Moritz Hofmann (20 September 1621 – 20 April 1698) was a German anatomist and physician. He was a professor of anatomy and surgery in the University of Altdorf. His son Johann Moritz Hofmann (1653–1727) also became a professor of anatomy at Altdorf.

== Biography ==

Hofmann was born in Fürstenwalde to mayor of Beeskov and Storkow, David, and his wife Anna née Nößler.
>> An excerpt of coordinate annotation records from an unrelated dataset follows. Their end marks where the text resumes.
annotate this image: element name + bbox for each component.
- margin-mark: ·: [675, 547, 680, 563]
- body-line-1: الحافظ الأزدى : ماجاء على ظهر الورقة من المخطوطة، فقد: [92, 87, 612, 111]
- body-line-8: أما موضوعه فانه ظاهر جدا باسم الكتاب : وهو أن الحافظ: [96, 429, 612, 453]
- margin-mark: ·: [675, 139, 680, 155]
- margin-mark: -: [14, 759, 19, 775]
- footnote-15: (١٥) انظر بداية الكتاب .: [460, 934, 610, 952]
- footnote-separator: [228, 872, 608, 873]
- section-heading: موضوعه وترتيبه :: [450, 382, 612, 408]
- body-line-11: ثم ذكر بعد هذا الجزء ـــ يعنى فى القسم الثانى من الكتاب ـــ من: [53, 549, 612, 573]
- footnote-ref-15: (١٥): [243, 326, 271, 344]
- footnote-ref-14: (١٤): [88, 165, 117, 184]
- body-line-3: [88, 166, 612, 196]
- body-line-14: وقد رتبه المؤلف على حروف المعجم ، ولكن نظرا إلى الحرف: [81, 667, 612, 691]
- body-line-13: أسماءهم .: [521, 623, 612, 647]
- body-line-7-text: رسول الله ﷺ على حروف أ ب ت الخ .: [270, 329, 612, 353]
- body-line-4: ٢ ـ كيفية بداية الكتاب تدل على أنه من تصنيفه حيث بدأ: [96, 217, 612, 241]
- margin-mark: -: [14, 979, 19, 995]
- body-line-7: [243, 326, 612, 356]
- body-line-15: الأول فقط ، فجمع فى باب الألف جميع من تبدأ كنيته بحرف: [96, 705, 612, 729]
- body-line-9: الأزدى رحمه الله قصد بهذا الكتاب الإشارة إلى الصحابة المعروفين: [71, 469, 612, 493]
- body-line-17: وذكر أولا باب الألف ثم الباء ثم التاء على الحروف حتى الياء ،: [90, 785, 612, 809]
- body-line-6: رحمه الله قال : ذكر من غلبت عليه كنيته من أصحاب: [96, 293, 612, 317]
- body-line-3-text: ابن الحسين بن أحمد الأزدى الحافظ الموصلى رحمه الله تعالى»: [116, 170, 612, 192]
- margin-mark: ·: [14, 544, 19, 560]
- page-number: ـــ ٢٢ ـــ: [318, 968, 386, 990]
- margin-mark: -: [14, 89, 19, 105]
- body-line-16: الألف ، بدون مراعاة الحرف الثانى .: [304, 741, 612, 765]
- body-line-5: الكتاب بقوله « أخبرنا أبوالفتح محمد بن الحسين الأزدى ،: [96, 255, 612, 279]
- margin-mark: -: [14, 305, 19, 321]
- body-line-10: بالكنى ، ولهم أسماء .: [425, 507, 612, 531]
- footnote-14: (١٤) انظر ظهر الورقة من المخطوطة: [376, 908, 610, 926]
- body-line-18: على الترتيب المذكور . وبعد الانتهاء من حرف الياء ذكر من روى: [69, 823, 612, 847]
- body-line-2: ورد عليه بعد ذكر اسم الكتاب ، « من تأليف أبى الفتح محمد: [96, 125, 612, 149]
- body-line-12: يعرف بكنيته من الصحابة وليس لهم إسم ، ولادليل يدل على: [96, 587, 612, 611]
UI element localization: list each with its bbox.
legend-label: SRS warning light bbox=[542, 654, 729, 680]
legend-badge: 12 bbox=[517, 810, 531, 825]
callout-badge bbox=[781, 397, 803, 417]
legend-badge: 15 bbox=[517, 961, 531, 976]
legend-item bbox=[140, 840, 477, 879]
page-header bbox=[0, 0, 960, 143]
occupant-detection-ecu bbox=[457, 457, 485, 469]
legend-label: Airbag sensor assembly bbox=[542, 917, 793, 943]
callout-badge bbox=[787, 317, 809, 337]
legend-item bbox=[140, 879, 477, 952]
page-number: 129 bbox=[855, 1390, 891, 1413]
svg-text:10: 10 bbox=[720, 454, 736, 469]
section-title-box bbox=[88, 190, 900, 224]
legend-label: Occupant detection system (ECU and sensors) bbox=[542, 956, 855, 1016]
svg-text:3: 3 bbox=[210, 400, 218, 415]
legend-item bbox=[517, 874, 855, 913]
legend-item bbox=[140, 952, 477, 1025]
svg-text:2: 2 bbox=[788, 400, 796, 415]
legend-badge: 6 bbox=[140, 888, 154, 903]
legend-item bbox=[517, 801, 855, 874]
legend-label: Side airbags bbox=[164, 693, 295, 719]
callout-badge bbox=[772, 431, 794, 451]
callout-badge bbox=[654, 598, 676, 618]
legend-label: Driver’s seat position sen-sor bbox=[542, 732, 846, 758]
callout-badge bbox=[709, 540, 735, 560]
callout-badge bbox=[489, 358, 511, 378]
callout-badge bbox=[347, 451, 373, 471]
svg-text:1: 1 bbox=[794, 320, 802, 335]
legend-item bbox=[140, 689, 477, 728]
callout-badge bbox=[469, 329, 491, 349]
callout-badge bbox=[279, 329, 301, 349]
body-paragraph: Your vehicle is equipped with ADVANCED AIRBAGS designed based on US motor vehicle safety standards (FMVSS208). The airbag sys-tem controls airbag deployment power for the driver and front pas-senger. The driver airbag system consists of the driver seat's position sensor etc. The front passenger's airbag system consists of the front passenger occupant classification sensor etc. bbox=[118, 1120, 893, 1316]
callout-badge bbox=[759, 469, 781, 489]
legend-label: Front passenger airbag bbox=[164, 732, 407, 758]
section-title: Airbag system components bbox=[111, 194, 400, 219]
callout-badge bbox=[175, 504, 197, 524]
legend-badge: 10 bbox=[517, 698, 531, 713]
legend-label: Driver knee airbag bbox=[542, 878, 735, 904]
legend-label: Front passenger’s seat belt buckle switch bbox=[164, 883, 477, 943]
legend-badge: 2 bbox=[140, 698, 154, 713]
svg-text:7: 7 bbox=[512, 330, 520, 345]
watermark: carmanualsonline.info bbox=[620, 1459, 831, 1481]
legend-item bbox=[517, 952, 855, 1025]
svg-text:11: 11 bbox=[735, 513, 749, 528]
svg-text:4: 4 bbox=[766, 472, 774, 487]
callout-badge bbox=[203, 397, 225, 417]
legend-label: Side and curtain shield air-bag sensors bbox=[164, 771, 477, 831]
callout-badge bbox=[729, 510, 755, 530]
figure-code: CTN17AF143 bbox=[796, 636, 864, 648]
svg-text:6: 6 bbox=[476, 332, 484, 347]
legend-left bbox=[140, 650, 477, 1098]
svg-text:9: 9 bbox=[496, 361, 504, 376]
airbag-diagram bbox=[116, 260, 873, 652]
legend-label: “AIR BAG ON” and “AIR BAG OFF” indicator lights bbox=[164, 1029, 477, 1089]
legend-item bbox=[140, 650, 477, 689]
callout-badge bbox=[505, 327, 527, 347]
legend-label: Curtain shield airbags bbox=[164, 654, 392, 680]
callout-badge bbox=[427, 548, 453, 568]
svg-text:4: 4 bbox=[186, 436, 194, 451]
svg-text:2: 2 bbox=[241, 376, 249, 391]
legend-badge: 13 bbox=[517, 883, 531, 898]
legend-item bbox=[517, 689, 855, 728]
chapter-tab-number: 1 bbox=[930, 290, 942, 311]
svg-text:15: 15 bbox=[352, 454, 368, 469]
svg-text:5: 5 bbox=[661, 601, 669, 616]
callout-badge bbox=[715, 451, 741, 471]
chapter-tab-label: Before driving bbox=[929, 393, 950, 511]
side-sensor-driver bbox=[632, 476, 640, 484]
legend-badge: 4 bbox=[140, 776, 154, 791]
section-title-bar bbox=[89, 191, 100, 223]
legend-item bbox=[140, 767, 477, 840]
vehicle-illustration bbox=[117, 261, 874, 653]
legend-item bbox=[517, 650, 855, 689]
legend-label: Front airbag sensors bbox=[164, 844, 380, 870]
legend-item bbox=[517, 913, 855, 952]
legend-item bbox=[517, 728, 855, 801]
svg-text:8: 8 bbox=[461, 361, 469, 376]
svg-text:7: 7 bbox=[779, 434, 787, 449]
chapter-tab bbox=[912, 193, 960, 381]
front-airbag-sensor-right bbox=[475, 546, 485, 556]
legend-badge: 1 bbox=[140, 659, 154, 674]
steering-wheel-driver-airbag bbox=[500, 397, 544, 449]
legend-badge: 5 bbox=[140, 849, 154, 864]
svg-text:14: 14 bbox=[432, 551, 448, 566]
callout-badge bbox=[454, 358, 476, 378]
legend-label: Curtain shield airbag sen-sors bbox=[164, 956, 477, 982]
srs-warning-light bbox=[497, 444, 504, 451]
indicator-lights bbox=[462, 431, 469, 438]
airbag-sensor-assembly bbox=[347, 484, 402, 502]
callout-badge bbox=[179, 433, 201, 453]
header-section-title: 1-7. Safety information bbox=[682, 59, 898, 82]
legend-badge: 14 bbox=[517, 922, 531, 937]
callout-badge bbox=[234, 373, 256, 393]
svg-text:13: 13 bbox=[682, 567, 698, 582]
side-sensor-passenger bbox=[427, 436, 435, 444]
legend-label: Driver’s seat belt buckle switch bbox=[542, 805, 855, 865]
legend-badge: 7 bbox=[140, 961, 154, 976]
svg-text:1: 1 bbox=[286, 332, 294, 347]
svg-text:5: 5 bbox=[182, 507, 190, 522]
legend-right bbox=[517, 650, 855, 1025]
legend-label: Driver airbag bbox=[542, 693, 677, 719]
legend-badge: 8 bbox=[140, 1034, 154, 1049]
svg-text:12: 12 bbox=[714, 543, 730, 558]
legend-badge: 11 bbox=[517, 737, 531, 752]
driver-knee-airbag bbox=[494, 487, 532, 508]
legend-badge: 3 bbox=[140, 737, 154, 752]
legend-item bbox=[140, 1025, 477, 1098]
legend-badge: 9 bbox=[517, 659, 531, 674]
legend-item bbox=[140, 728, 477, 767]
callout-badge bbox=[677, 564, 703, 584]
After the death of his parents he was taken care by his uncle Georg Nößler (1591–1650) who was a professor of medicine in Altdorf. He too studied medicine and went to Padua where, as a student of Johann Vesling, he discovered the pancreatic duct in 1641 in a rooster. This was then discovered in humans by Johann Georg Wirsung after whom it was called the Ductus Wirsungianus. Hoffmann became an associate professor of anatomy and surgery at the University of Altdorf from 1648. The next year he became professor ordinarius, replacing Kaspar Hofmann. He was known for his teaching of anatomy. Hofmann married Anna Margaretha Sampffer in 1649. After her death in 1663 he married Margarete Cämmerer (d. 1704). His son Johann Moritz from his first wife later also became a professor of anatomy at Altdorf.